3.  A forcible detainer action is cumulative, not exclusive, of other remedies. Woodfork v. Bank of Am., No. 14–12–00927–CV, 2013 WL 5637751, at *2 (Tex.App.-Houston [14th Dist.] Oct. 15, 2013, no pet.) (mem.op.) (citing Salaymeh v. Plaza Centro, LLC, 264 S.W.3d 431, 435 (Tex.App.-Houston [14th Dist.] 2008, no pet.)). Thus, a forcible detainer suit in justice court may be brought concurrently with a proceeding in a different court even if the proceeding may result in a different outcome than the forcible detainer suit. Id.

4.  We note that some sister courts have held that, without a landlord-tenant relationship, a justice court has no jurisdiction to enter judgment on a forcible detainer action. See Rus–Ann Dev., Inc. v. ECGC, Inc., 222 S.W.3d 921, 925–26 (Tex.App.-Tyler 2007, no pet.). This court, however, has held that the relationship is not jurisdictional but is just one of the elements required by Texas Property Code section 24.002 to support a forcible detainer action. Acad. Corp. v. Sunwest N.O.P., Inc., 853 S.W.2d 833, 834 (Tex.App.-Houston [14th Dist.] 1993, writ denied). Olley does not complain about the trial court's conclusion of law that no landlord-tenant relationship existed.
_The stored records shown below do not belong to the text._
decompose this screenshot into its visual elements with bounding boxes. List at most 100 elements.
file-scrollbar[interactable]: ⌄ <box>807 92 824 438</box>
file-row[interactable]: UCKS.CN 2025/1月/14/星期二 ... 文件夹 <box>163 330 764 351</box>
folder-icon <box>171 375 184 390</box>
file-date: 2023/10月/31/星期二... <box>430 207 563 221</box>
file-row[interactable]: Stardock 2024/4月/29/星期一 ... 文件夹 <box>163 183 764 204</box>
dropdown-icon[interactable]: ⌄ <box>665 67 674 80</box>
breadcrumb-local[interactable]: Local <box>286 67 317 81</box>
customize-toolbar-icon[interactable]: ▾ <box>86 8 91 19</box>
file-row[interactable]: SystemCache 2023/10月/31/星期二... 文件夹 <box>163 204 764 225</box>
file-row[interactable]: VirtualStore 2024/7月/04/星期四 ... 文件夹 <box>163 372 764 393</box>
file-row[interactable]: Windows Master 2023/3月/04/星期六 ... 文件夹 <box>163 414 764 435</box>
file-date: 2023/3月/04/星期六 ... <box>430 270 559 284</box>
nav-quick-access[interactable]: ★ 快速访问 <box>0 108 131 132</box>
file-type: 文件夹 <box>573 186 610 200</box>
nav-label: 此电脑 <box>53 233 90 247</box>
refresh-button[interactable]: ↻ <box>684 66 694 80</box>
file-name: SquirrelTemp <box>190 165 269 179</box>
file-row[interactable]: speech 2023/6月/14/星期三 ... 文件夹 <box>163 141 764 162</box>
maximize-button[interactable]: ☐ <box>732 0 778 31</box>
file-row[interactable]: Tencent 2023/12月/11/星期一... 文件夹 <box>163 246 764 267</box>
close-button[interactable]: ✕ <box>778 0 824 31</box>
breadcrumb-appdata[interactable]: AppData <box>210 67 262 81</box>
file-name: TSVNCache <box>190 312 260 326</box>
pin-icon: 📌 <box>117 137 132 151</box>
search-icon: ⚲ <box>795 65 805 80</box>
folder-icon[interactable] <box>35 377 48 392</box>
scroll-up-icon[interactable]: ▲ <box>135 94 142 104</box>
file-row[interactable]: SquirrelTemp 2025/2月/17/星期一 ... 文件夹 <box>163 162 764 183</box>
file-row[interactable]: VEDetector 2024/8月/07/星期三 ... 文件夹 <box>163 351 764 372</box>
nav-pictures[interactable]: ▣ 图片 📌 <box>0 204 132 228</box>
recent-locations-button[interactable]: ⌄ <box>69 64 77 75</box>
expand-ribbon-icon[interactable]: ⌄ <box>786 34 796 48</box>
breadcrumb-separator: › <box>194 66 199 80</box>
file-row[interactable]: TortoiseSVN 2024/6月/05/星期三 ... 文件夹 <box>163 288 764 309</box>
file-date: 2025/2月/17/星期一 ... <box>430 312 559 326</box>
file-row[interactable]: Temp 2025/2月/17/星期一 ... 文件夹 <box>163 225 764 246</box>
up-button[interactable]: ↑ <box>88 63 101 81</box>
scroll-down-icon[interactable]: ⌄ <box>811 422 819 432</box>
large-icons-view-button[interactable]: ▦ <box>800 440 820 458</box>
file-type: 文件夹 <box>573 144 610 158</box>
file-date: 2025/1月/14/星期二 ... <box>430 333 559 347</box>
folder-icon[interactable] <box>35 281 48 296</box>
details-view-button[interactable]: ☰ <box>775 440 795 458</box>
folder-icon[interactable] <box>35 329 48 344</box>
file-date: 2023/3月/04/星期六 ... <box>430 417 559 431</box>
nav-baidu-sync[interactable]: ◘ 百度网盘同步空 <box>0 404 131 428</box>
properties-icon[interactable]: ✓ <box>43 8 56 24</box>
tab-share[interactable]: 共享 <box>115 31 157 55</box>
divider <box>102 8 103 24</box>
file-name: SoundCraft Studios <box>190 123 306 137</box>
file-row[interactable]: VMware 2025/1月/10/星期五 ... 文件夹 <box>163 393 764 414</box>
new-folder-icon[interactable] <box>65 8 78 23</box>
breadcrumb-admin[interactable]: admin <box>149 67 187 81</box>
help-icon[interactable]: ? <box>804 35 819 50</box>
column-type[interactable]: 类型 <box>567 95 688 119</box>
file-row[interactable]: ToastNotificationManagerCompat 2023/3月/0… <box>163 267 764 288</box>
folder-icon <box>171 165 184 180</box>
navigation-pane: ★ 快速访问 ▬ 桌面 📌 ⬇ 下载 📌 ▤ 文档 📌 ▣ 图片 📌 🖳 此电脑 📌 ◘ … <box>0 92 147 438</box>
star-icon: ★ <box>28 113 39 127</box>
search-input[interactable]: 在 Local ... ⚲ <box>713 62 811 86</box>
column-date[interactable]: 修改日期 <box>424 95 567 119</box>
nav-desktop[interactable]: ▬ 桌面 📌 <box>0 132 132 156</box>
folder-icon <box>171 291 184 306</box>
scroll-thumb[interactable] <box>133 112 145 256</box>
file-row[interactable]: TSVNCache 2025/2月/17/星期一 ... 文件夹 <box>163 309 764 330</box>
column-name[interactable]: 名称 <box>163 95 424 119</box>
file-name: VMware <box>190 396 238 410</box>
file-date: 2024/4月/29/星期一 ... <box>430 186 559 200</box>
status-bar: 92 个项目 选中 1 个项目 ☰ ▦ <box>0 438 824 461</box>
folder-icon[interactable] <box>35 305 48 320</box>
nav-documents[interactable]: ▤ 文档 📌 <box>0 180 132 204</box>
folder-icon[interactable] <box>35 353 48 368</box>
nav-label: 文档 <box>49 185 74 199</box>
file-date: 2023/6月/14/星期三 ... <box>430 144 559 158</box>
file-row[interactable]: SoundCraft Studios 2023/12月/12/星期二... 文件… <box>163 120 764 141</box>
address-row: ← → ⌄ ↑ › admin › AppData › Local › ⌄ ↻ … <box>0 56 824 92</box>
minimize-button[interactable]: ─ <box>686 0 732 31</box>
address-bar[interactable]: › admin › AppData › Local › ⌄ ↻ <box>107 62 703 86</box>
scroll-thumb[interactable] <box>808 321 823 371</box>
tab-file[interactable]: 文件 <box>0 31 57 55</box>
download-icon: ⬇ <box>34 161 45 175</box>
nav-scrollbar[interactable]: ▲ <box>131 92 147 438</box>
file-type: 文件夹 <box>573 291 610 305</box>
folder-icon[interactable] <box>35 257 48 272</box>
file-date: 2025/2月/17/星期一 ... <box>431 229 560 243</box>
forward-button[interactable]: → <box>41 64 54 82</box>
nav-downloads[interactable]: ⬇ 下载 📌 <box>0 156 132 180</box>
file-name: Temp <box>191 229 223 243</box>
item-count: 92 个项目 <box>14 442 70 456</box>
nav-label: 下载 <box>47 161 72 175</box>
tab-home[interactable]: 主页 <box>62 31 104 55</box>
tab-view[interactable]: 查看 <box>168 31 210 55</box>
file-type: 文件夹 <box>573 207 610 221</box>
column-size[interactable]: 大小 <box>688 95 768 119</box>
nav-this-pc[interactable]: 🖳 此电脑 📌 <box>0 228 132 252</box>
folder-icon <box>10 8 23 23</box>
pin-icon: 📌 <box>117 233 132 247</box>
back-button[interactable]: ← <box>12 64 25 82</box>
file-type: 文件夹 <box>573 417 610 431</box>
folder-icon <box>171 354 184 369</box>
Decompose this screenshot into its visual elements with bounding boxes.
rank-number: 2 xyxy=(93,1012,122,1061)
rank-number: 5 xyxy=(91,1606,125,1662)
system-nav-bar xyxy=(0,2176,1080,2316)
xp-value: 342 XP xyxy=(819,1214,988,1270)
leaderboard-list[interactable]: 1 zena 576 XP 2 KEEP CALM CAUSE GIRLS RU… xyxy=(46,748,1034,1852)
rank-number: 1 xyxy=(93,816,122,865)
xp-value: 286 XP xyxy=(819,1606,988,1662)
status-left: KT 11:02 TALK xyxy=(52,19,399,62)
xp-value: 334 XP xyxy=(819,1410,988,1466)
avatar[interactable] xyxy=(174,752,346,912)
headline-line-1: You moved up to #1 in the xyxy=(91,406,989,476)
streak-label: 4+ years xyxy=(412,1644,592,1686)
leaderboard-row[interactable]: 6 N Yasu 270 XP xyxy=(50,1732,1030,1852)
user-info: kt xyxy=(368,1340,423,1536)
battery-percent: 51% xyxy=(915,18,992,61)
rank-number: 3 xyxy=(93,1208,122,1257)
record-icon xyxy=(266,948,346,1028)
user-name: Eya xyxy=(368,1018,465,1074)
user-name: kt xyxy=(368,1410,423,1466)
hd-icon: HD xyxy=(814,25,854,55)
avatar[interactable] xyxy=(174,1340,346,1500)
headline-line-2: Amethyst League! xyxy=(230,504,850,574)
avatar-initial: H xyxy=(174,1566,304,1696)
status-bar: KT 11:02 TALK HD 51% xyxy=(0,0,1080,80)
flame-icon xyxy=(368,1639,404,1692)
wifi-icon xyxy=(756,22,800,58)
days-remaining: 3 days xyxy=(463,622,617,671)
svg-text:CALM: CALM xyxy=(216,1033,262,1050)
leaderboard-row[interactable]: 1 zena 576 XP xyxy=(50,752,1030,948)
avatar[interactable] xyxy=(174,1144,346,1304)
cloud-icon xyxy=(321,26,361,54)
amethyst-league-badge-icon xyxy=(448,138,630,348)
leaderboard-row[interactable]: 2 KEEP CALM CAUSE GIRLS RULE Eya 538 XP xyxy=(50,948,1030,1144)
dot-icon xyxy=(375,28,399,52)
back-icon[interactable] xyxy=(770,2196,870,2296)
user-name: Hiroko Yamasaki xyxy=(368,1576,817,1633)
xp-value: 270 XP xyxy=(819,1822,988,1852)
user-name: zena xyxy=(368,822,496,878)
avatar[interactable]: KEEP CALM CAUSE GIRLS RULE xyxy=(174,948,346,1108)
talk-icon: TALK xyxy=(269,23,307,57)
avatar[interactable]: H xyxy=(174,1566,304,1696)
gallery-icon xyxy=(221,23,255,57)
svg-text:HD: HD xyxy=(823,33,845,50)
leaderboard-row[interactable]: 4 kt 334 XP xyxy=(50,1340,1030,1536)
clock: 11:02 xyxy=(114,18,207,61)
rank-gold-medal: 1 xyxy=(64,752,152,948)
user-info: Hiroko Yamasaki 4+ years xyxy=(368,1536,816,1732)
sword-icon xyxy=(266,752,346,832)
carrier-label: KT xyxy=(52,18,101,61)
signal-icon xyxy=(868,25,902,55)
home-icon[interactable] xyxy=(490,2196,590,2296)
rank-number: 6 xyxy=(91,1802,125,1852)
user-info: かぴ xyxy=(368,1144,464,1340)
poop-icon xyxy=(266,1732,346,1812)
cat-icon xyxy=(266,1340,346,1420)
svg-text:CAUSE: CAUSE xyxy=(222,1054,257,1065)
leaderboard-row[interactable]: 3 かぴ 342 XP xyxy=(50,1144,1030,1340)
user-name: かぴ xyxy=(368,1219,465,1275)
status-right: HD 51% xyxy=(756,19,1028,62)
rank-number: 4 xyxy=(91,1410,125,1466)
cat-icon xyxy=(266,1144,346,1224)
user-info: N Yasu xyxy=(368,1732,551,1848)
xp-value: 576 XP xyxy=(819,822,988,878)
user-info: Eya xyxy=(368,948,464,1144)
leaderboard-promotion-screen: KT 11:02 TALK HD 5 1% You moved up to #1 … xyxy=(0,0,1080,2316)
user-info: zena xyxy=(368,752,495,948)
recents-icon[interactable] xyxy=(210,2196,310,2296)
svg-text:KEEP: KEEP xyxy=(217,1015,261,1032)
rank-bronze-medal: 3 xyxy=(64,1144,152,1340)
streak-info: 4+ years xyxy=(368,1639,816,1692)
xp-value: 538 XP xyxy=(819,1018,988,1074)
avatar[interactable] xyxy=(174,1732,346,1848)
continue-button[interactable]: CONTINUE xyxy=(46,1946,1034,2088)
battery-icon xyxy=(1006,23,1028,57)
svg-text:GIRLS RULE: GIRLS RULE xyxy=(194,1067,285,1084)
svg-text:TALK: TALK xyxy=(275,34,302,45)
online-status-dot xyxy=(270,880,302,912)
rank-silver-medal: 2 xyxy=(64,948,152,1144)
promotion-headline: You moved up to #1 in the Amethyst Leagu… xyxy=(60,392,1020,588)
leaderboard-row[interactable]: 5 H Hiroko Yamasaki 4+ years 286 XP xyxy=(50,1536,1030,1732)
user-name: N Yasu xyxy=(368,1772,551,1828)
5.  Olley also argues that the hotel had authorization to charge his credit card to cure the late payment, but failed to do so.

6.  We note that the trial court awarded to the hotel possession of the hotel room as well as monetary damages for rent during the time the Olleys occupied the hotel room. Although Olley asks us to render a take nothing judgment against the hotel, he does not argue on appeal that the trial court erroneously awarded damages to the hotel. Thus, we need not address that issue. Olley also complains that the trial court signed a temporary restraining order preventing him from returning to the hotel to retrieve his belongings. However, Ms. Olley was allowed to enter the hotel room and gather the Olleys' personal belongings. The constable noted that “only property that was damaged or trash was left.” Moreover, this appeal is limited to the trial court's judgment awarding possession of the property to the hotel and the trial court's temporary restraining order. The Olleys cannot bring any complaints against the hotel for its post-judgment actions in this appeal. See Marshall, 198 S.W.3d at 788 (noting damages sought for fair market value of lost leasehold interest “did not arise until after ․ county court appeal was complete”). Olley further complains that the trial court did not allow him to assert counterclaims against the hotel. We note that counterclaims are not permitted in eviction cases because the only issue is the right to actual possession of the subject property. Tex.R. Civ. P. 510.3(e). Such claims may be brought in a separate suit in a court of proper jurisdiction. Id.